Mía, nuevamente, había demostrado que a pesar de rumores ambientales sobre esas alfombradas oficinas alrededor de versiones no confirmadas de amoríos entrelazadas para con algún jefe, naturalmente hubo de aflorar su verdadera e innata personalidad, jamás dejaría de ser ella, la infranqueable discutidora de aquel añejo y recordado centro de estudiantes en donde ante los diferentes y cuestionadores pareceres ella jamás hacía a un lado su genuino e inclaudicable sentir justiciero. Inmediatamente tomé conciencia que, a partir de ese instante, se había cristalizado que jamás nos volveríamos a encontrar en la barra de ese bar como de manera esporádica solíamos hacerlo; es más, todo eso inevitablemente vislumbrado luego del griterío en esa oficina gerencial donde, luego del elevado volumen discutidor un más que evidente camino de hojas tiradas a la marchanta por ella inundaron como una especie de foto semejante a migas diseminadas hacia una tramposa jaula en la que ella jamás volvería.
Al día siguiente me tocó el turno de caretear frente a uno de los arrastrados gerenciales con la sola ventaja de mi parte que, ante los hechos consumados de la realidad viviente, estaba a punto de cerrar un acuerdo inminente con una agencia de noticias sudamericana sobre la cual, aunque ganase algo menos, relajaría músculos faciales reflejadores de imposiciones difíciles de digerir, motivo por el cual no hube de necesitar revolear hojas noticieras a la marchanta, sólo sonreí luego de contadas palabras para con ese individuo de cuello bien duro y corbatero. Un llamado telefónico después de un par de días ausente de mi aposento de resignación, el aviso me anoticiaba de manera “cordial” que podía presentarme en contadas fechas a retirar lo correspondiente a mis ingresos.

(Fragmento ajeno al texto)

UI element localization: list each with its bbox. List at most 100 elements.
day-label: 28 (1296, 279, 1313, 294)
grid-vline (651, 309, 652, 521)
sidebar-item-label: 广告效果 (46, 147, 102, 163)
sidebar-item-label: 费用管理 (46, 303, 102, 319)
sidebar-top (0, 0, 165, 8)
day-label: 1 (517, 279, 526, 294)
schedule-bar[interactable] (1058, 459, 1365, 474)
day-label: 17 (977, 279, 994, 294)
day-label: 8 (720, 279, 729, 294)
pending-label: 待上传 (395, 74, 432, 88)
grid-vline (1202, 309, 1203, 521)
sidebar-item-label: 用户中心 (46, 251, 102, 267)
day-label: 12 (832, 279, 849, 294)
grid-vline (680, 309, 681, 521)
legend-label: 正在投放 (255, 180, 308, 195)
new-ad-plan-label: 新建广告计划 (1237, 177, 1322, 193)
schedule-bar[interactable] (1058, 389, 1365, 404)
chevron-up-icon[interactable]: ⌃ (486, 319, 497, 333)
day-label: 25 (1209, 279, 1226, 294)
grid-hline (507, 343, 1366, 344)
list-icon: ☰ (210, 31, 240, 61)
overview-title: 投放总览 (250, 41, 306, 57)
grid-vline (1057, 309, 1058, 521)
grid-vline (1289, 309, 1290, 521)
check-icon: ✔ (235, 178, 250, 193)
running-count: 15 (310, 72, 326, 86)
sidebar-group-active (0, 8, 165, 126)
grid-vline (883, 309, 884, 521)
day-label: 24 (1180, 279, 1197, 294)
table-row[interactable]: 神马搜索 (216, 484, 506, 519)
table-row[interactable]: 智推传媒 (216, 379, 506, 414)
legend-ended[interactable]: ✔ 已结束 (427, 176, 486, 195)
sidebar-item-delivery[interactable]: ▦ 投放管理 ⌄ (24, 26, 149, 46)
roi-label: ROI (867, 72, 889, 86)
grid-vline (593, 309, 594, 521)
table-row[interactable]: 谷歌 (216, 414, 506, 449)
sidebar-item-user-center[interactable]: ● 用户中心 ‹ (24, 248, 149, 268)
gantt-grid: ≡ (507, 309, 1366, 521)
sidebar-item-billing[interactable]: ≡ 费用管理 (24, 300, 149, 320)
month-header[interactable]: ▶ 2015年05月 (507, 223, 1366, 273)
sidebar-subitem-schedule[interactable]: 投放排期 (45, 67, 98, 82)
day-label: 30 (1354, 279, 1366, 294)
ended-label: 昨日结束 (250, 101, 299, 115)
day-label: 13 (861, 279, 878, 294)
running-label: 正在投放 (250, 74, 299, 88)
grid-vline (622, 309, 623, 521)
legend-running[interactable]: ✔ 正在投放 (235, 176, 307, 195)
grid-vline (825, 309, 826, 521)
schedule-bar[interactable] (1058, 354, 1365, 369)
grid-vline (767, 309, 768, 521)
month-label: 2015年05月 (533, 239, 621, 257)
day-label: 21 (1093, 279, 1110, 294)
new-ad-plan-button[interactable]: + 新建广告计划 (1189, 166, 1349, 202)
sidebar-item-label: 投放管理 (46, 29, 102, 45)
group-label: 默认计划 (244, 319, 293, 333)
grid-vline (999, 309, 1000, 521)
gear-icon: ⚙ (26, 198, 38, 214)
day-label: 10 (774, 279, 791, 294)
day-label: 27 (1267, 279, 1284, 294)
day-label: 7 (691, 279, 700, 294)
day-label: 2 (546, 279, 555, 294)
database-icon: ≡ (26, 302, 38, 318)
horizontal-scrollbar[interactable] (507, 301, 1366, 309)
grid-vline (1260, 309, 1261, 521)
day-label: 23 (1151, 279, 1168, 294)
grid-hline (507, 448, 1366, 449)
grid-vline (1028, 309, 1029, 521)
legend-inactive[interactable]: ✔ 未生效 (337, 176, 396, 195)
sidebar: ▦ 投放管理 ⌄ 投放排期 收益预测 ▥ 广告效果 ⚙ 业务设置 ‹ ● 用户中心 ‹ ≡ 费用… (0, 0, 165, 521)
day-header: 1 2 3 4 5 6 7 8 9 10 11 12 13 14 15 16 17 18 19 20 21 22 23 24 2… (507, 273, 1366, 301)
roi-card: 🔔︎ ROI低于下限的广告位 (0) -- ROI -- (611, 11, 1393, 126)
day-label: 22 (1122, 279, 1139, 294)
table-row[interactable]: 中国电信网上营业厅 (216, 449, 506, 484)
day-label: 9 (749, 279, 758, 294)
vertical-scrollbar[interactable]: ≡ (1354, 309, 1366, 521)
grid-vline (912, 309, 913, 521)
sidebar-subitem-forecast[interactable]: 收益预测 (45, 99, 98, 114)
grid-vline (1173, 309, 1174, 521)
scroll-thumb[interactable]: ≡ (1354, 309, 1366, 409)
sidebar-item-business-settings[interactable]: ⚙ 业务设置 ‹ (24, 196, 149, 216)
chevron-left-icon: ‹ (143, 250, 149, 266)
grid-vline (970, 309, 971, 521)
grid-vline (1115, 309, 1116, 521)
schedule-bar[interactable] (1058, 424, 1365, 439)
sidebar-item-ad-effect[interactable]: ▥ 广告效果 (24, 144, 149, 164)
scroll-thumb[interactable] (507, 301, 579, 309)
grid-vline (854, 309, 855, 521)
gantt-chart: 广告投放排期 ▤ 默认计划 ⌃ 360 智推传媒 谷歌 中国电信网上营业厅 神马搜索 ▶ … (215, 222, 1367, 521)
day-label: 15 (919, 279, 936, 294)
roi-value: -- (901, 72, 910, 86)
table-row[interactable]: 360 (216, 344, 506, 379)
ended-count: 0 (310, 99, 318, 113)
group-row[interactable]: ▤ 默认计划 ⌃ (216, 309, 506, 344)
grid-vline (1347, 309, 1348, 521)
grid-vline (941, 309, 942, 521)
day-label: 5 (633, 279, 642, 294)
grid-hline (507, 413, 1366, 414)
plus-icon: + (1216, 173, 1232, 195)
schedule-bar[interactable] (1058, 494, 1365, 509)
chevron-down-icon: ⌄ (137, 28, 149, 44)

A Mía no la volví a ver, sólo hube de contactarme telefónicamente un par de veces, ella estaba de excelente ánimo, como si nada le hubiese ocurrido en su vida ni menos que menos luego de la partida abrupta de la revista, hasta le surgió rememorar situaciones más que lejanas de aquel centro de estudiantes del Comercial de Ramos Mejía, parecía seguir comprometida con su experiencia de vida y hasta le surgió de manera espontánea chicanearme sobre un futuro y venturoso parecer casi estudiantil: -¿Te acordás cuando en el colegio les ganamos a ustedes la presidencia del Centro?… A ver si en la que venga te acercás a mi forma de pensar…
Yo sólo atiné a reirme, le contesté que si el enojo me sobrepasaba, muy probablemente haría como ella, “un camino de hojas tiradas a la marchanta”.
Lo genuino y espontáneo nos seguía identificando.